There are also a variety of other non-malignant diseases for which effective screening programs exist (hypertension, diabetes, and coronary artery disease, to name a few). These tests should also be incorporated into your overall screening program as per the advice of your personal physician.
Rule #5: Get married
While this may seem somewhat quaint, many studies show that happily married individuals live longer, suffer fewer illnesses, and have fewer psychological problems than singles.
While the wild, bachelor lifestyle may sound adventurous at first glance, it is actually fraught with danger. Those living "la Vida Loca" run into numerous problems that married folks don’t experience. They acquire stalkers. They wake up in sleazy motels to find their wallets missing. They contract nasty infectious diseases.

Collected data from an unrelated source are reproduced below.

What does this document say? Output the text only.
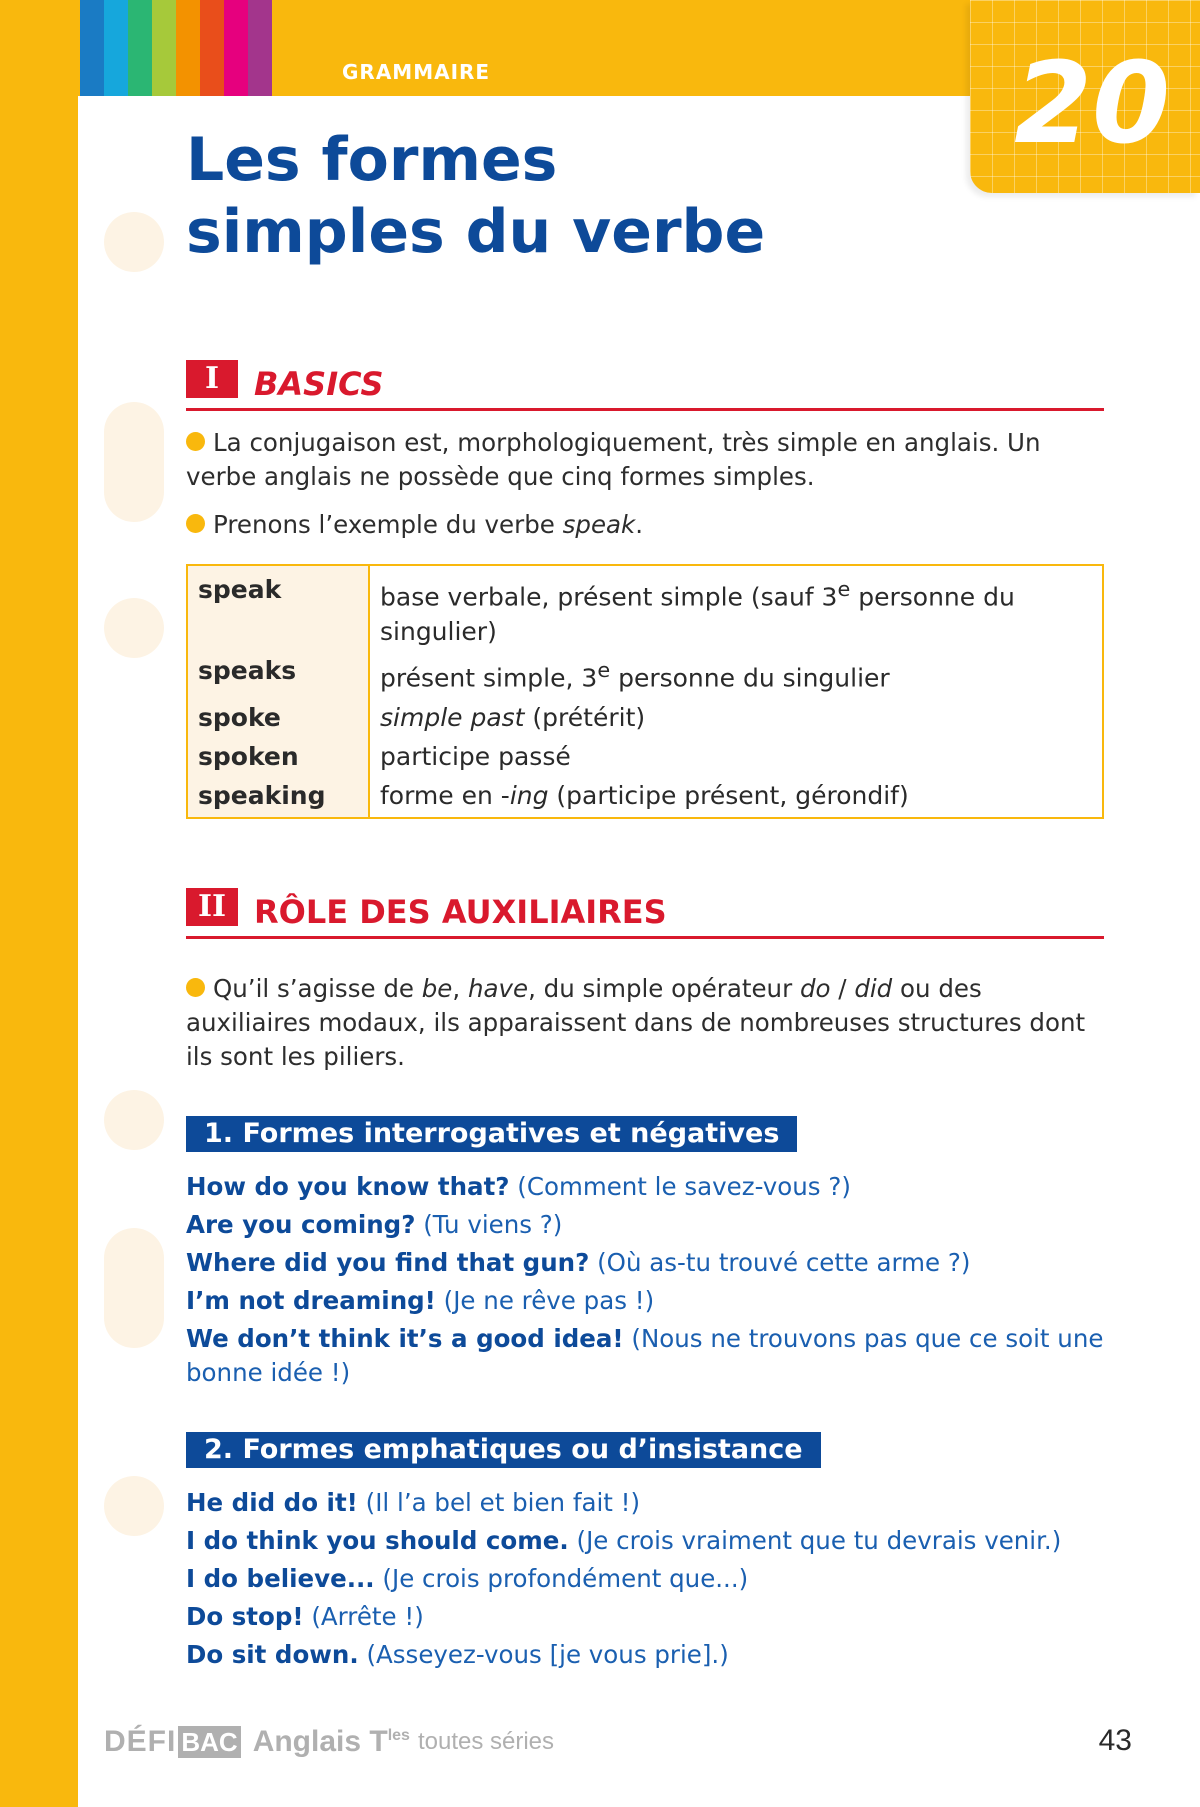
GRAMMAIRE	20
Les formes
simples du verbe
I	BASICS

La conjugaison est, morphologiquement, très simple en anglais. Un verbe anglais ne possède que cinq formes simples.

Prenons l’exemple du verbe speak.

speak	base verbale, présent simple (sauf 3e personne du singulier)
speaks	présent simple, 3e personne du singulier
spoke	simple past (prétérit)
spoken	participe passé
speaking	forme en -ing (participe présent, gérondif)
II RÔLE DES AUXILIAIRES

Qu’il s’agisse de be, have, du simple opérateur do / did ou des auxiliaires modaux, ils apparaissent dans de nombreuses structures dont ils sont les piliers.

1. Formes interrogatives et négatives
How do you know that? (Comment le savez-vous ?)
Are you coming? (Tu viens ?)
Where did you find that gun? (Où as-tu trouvé cette arme ?)
I’m not dreaming! (Je ne rêve pas !)
We don’t think it’s a good idea! (Nous ne trouvons pas que ce soit une bonne idée !)
2. Formes emphatiques ou d’insistance
He did do it! (Il l’a bel et bien fait !)
I do think you should come. (Je crois vraiment que tu devrais venir.)
I do believe... (Je crois profondément que...)
Do stop! (Arrête !)
Do sit down. (Asseyez-vous [je vous prie].)
DÉFI BAC Anglais $T^{les}$ toutes séries	43
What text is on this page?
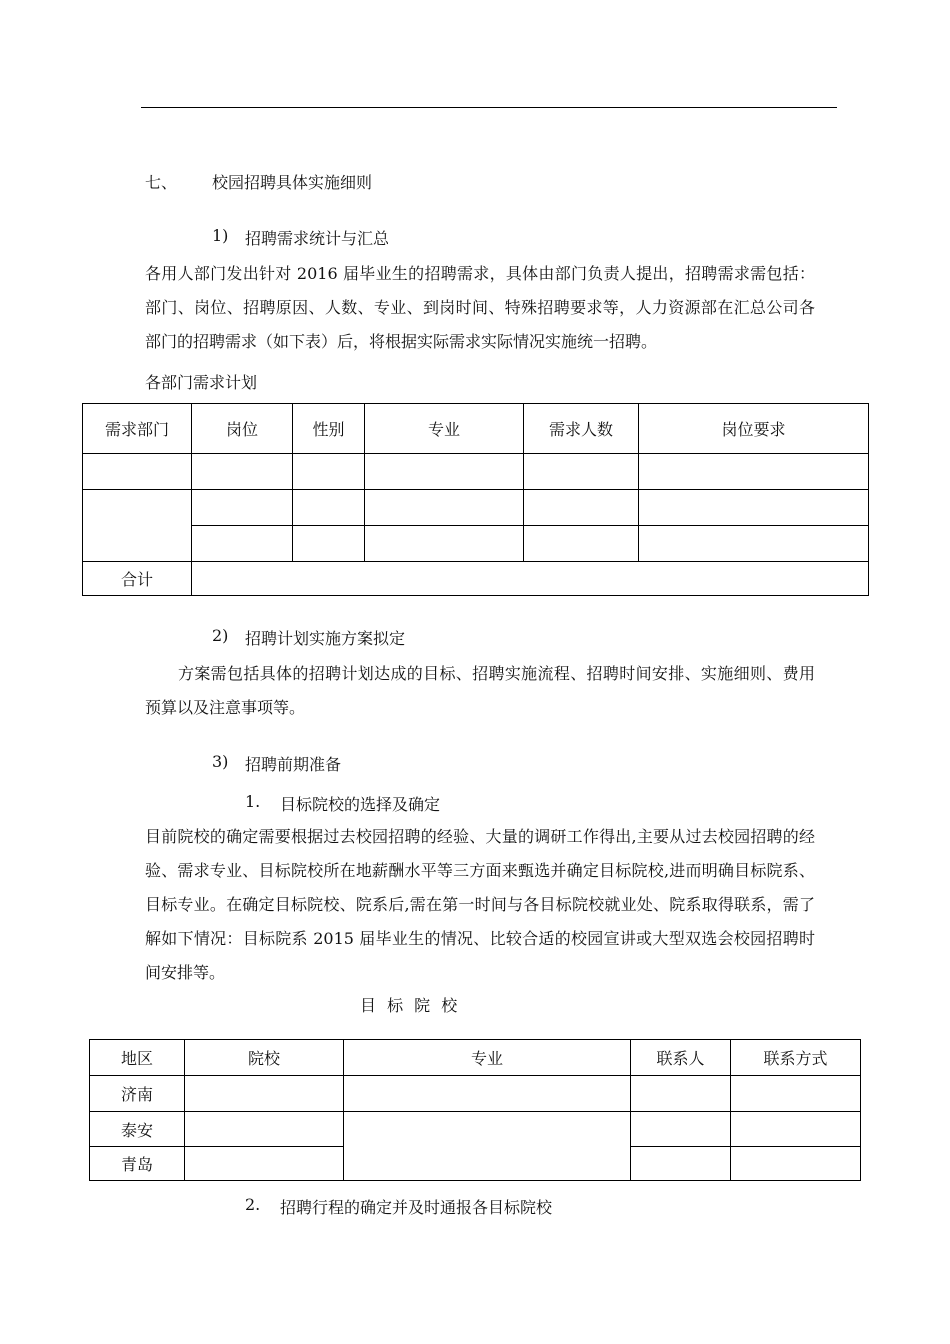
七、 校园招聘具体实施细则
1) 招聘需求统计与汇总
各用人部门发出针对 2016 届毕业生的招聘需求，具体由部门负责人提出，招聘需求需包括：部门、岗位、招聘原因、人数、专业、到岗时间、特殊招聘要求等，人力资源部在汇总公司各部门的招聘需求（如下表）后，将根据实际需求实际情况实施统一招聘。
各部门需求计划
需求部门	岗位	性别	专业	需求人数	岗位要求

合计					
2) 招聘计划实施方案拟定
方案需包括具体的招聘计划达成的目标、招聘实施流程、招聘时间安排、实施细则、费用预算以及注意事项等。
3) 招聘前期准备
1. 目标院校的选择及确定
目前院校的确定需要根据过去校园招聘的经验、大量的调研工作得出,主要从过去校园招聘的经验、需求专业、目标院校所在地薪酬水平等三方面来甄选并确定目标院校,进而明确目标院系、目标专业。在确定目标院校、院系后,需在第一时间与各目标院校就业处、院系取得联系，需了解如下情况：目标院系 2015 届毕业生的情况、比较合适的校园宣讲或大型双选会校园招聘时间安排等。
目 标 院 校
地区	院校	专业	联系人	联系方式
济南				
泰安				
青岛				
2. 招聘行程的确定并及时通报各目标院校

It is best to find a nice girl and avoid all of this tomfoolery. A rewarding, happy marriage is most conducive to a healthy, joyous life…just like your mother used to say.
Rule #6: Nurture religious faith
Similarly, numerous studies also show that those who have sincere religious convictions are healthier and live longer. When they do get sick, they heal more quickly. And even when they become terminally ill, they usually maintain a much more positive outlook. There seems to be something about yielding one’s fate to a higher power that creates a sense of tranquility that agnostics and secularists simply don’t enjoy. In addition, the sense of community which is found in a religious fellowship yields abundant dividends in companionship and emotional stability.
I cannot, of course, guarantee that following these six rules will result in health and happiness. Any of us could be crushed by a meteorite tomorrow. As one of my medical school professors used to say, "The fatality rate of the human species is 100%." But such issues generally revolve around statistical likelihood. Following these ideas will maximize your chances to live to a ripe old age. And since they are based on sound, ancient wisdom, it is highly unlikely that any of them will suddenly be overturned by some new "study" published in the popular press. And better yet, none of them are particularly difficult…and some of them are even enjoyable.